Bir barış müfredatı oluşturmak adına tiyatro oyunları neden önemli? Çünkü oyunlarda, söz ve düşünce, kitap sayfalarında kalmıyor, pratiğe de dökülmüş oluyor. Bu oyunlar, pedagojik olarak daha uygun ve ‘yaparak öğrenme’ düşüncesinden hareket ettikleri için akılda daha kolay kalıyorlar.
Bertolt Brecht, “Cesaret Ana ve Çocukları” oyununu 2. Paylaşım Savaşı’ndan önce yazar. Konuya uygun bir biçimde, anlatıbilimdeki tarihsel/coğrafi uzaklık ilkesinden yararlanır.[1] Bu ilke, hakkında konuşacağımız olayın tarihsel ve kimi zaman coğrafi olarak uzağında kalan, yine de bulunduğumuz durumla benzerlikler taşıyan örnekleri konu almak anlamına gelir.
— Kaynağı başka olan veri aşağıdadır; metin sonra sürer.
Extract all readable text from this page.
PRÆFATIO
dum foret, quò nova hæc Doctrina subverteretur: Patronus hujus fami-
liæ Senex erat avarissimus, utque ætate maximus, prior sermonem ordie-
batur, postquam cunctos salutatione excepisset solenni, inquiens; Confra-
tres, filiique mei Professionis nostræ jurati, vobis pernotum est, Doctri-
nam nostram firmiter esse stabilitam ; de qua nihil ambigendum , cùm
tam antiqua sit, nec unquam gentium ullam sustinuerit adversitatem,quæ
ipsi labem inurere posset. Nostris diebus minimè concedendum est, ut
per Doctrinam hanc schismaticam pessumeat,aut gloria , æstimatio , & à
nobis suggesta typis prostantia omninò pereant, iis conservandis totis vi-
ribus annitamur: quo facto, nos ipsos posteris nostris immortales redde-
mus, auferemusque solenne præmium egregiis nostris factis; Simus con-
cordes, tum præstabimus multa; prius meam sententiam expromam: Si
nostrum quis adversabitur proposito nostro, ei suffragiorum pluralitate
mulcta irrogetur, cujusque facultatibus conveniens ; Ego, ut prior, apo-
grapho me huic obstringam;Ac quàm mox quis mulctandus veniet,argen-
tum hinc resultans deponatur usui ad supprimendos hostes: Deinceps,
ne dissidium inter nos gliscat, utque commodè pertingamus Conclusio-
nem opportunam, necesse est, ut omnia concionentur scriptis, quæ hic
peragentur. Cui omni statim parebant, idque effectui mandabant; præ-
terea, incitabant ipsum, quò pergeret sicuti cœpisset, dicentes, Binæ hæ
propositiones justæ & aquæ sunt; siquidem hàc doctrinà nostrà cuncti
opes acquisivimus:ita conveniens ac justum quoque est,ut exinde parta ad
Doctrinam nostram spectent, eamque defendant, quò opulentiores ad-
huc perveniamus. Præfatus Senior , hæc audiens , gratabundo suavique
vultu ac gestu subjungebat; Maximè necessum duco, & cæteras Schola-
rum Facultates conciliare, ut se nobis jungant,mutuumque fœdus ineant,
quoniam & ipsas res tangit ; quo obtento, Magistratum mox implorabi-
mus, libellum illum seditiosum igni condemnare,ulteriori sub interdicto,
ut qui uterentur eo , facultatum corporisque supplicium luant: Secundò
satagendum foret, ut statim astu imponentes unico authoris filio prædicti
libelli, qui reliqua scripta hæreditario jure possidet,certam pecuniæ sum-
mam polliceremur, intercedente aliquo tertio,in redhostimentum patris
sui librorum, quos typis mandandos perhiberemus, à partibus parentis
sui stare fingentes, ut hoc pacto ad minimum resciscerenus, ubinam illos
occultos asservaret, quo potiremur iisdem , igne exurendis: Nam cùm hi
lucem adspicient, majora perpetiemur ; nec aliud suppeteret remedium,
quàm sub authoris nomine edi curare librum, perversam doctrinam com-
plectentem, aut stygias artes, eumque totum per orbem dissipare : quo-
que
Diğer bir deyişle, bu ilkeye göre, 2. Paylaşım Savaşı konusunda söyleyecek sözümüz varsa, bunu en yakın örnek olarak 1. Paylaşım Savaşı üzerinden yapmayız. Daha uzağa, birkaç yüzyıl önceye gideriz. Buradaki amaç, aynı görüşte olmadığımız izleyici gruplarına ulaşabilmektir.
2. Paylaşım Savaşı konusunda aynı görüşte olmadığımızdan bizi izlemeyeceklerdir; ancak 17. yüzyıldan bir savaşı konu edinirsek, bu, onların umurunda olmadığı (belli bir görüşe sahip olmadıkları) bir savaş olacaktır. Böylece, o savaşı farklı görüşteki izleyiciye yaşatır ve sonra bugüne dair imalarla ama yine de son kararı izleyiciye bırakarak, onun bu oyundan hareketle bugüne dair çıkarsamalar yapmasını umarız. Bu ilkenin bir başka gerekçesi, günümüz hakkında konuşmaya yönelik sansür ve diğer engeller olabilir.
Askere alınma/gitme
Oyunun başında Çığırtkan ile Çavuş askere yazılacak gençleri toplamaktadır. At arabalı seyyar satıcı Cesaret Ana ve çocuklarıyla karşılaşırlar. Ana, savaş bölgelerini dolaşıp askeri malzemeler satmaktadır. Çığırtkan ile Çavuş ise, çocukları askere almayı düşünür. Ana buna karşı çıkar.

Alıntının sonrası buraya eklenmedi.